Legal Definition of Bourbon

Bourbon by defination can vary from country to country, although various trade agreements require the name Bourbon to be reserved for products made in America.

American regulations for the labeling and advertising of Bourbon apply only to products made for consumption within the United States; they do not apply to distilled spirits made for export.
Canadian law requires products labeled as Bourbon to be made in the United States and to also conform to the requirements that apply within the United States. However, in countries other than the United States and Canada, products labeled as Bourbon may not adhere to the same standards. European Union regulations require products labeled as Bourbon to be made in the United States, but do not require them to conform to all of the requirements that apply within the United States.
The Federal Standards of Identity for Distilled Spirits state that bourbon made for consumption within the United States must meet these requirements:
Only whiskey produced in the United States can be called bourbon.
Bourbon must be made from a grain mixture that is at least 51% corn.
Bourbon must be distilled to no more than 160 (U.S.) proofs (80% alcohol by volume).
Bourbon, like other whiskeys, must be bottled at 80 proof or more (40% alcohol by volume.)
Bourbon must be entered into the barrel for aging at no more than 125 proof (62.5% alcohol by volume).
Bourbon must be aged in new, charred oak barrels.
Bourbon has no minimum specified duration for its aging period, although it must be aged at least briefly. However, the following definitions and requirements apply that relate to aging periods:

Bourbon that meets the above requirements, has been aged for a minimum of two years, and has no added coloring, flavoring, or other spirits may (but is not required to) be called Straight bourbon.
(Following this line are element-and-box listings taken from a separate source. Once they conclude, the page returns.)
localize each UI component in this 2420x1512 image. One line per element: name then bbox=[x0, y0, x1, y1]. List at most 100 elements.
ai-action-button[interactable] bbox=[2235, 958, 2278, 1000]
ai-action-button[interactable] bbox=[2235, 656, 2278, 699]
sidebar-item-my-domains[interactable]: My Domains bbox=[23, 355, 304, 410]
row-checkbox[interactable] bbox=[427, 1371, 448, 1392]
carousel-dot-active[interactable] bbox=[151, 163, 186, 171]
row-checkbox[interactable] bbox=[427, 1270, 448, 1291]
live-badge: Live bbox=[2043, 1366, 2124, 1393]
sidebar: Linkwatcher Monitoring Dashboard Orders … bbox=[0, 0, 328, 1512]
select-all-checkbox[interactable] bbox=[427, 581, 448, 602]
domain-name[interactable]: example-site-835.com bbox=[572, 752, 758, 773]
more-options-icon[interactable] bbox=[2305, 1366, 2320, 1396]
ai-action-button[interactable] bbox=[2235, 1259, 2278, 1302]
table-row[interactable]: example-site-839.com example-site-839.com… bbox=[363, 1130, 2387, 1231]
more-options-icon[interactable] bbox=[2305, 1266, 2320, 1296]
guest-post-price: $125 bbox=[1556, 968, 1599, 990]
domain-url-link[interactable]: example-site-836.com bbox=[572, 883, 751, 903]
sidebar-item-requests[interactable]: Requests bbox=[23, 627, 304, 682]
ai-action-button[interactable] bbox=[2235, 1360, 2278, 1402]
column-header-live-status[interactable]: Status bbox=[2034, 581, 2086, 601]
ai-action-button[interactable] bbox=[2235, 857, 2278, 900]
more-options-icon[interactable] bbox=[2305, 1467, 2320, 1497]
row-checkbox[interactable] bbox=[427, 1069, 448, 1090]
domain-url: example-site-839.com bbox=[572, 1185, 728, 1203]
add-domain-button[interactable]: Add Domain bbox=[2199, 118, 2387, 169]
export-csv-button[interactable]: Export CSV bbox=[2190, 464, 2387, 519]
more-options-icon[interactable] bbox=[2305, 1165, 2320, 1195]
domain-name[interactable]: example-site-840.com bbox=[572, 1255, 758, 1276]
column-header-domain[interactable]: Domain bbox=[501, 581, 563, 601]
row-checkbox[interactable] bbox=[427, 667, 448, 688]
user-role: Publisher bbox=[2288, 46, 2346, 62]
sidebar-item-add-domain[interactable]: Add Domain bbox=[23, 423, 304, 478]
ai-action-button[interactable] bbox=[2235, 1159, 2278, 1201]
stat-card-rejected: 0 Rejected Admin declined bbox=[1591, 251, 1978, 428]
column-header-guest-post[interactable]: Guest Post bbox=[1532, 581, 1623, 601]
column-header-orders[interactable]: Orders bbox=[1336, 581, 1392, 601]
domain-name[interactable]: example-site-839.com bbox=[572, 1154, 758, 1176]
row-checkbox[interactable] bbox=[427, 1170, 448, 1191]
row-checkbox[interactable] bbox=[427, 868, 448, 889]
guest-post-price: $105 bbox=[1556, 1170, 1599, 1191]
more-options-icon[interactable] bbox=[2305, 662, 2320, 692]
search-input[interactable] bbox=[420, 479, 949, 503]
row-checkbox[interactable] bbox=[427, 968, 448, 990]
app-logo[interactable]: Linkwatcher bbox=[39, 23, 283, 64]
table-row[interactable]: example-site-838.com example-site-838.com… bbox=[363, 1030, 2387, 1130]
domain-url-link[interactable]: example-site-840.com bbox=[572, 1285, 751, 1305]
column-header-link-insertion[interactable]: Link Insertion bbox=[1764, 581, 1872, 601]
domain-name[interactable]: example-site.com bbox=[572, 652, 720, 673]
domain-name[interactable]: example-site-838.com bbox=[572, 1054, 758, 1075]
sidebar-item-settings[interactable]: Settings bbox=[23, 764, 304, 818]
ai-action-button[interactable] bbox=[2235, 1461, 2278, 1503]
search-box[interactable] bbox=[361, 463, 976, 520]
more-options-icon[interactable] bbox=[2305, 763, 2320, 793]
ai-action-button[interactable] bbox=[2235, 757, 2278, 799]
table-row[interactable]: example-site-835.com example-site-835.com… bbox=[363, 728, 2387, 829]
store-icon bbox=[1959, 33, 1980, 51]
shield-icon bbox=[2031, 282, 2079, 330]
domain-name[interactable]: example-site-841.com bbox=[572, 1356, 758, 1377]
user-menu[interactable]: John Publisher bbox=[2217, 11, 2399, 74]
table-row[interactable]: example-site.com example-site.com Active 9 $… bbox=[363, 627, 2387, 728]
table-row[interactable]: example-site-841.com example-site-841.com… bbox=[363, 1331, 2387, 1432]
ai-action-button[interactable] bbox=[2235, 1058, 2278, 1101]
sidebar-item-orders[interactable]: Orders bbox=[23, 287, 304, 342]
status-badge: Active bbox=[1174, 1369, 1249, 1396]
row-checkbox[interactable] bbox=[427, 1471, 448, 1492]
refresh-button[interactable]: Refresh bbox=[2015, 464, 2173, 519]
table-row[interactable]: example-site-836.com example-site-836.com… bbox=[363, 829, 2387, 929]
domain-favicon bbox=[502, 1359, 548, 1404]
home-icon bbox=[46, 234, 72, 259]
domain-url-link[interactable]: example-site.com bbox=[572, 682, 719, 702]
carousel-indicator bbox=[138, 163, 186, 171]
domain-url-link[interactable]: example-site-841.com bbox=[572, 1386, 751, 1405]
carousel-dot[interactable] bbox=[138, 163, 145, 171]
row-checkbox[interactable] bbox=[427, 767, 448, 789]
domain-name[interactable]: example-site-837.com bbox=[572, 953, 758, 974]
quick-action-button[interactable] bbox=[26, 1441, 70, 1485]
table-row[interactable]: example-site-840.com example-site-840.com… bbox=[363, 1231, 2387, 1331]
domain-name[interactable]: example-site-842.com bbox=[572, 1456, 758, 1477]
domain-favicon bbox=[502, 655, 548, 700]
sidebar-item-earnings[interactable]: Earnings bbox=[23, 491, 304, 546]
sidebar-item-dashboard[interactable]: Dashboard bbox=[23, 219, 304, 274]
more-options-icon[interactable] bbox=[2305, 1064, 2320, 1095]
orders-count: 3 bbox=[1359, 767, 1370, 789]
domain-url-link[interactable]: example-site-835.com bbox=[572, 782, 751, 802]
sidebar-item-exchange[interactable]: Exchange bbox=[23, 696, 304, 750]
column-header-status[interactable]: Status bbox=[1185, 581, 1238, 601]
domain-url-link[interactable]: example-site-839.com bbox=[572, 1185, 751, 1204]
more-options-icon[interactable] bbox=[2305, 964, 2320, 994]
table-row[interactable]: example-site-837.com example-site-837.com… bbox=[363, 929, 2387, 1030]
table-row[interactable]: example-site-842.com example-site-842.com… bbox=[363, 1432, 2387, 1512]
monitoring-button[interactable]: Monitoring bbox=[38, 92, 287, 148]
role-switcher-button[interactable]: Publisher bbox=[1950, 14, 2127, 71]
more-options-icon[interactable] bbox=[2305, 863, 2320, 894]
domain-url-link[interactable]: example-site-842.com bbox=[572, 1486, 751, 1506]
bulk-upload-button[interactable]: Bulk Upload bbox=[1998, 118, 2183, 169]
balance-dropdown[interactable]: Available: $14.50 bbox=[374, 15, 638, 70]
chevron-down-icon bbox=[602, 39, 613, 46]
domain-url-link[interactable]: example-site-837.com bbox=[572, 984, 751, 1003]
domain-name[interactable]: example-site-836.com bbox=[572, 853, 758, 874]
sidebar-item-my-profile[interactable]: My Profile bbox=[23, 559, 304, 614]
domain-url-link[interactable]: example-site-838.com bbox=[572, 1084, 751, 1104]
Bourbon that is labeled as Straight that has been aged for a period less than four years must be labeled with the duration of its aging.

Bourbon that has an age stated on its label must be labeled with the age of the youngest whiskey in the bottle (not counting the age of any added neutral grain spirits in a Bourbon that is labeled as Blended, as neutral grain spirits are not considered whiskey under the regulations and are not required to be aged at all).

  • Bourbon that is labeled as Blended (or as ‘a blend’) may contain added
  • colouring, flavoring, and other spirits (such as un-aged neutral grain
  • spirits); however, at least 51% of such a product must be Straight
  • Bourbon.
In practice, almost all bourbons marketed today are made from more than two-thirds corn, have been aged at least four years, and do qualify as "straight bourbon"—with or without the "straight bourbon" label. The exceptions are inexpensive commodity brands of bourbon aged only three years and pre-mixed cocktails made with straight bourbon aged for two years. However, at least one small distillery markets bourbon aged for as little as three months.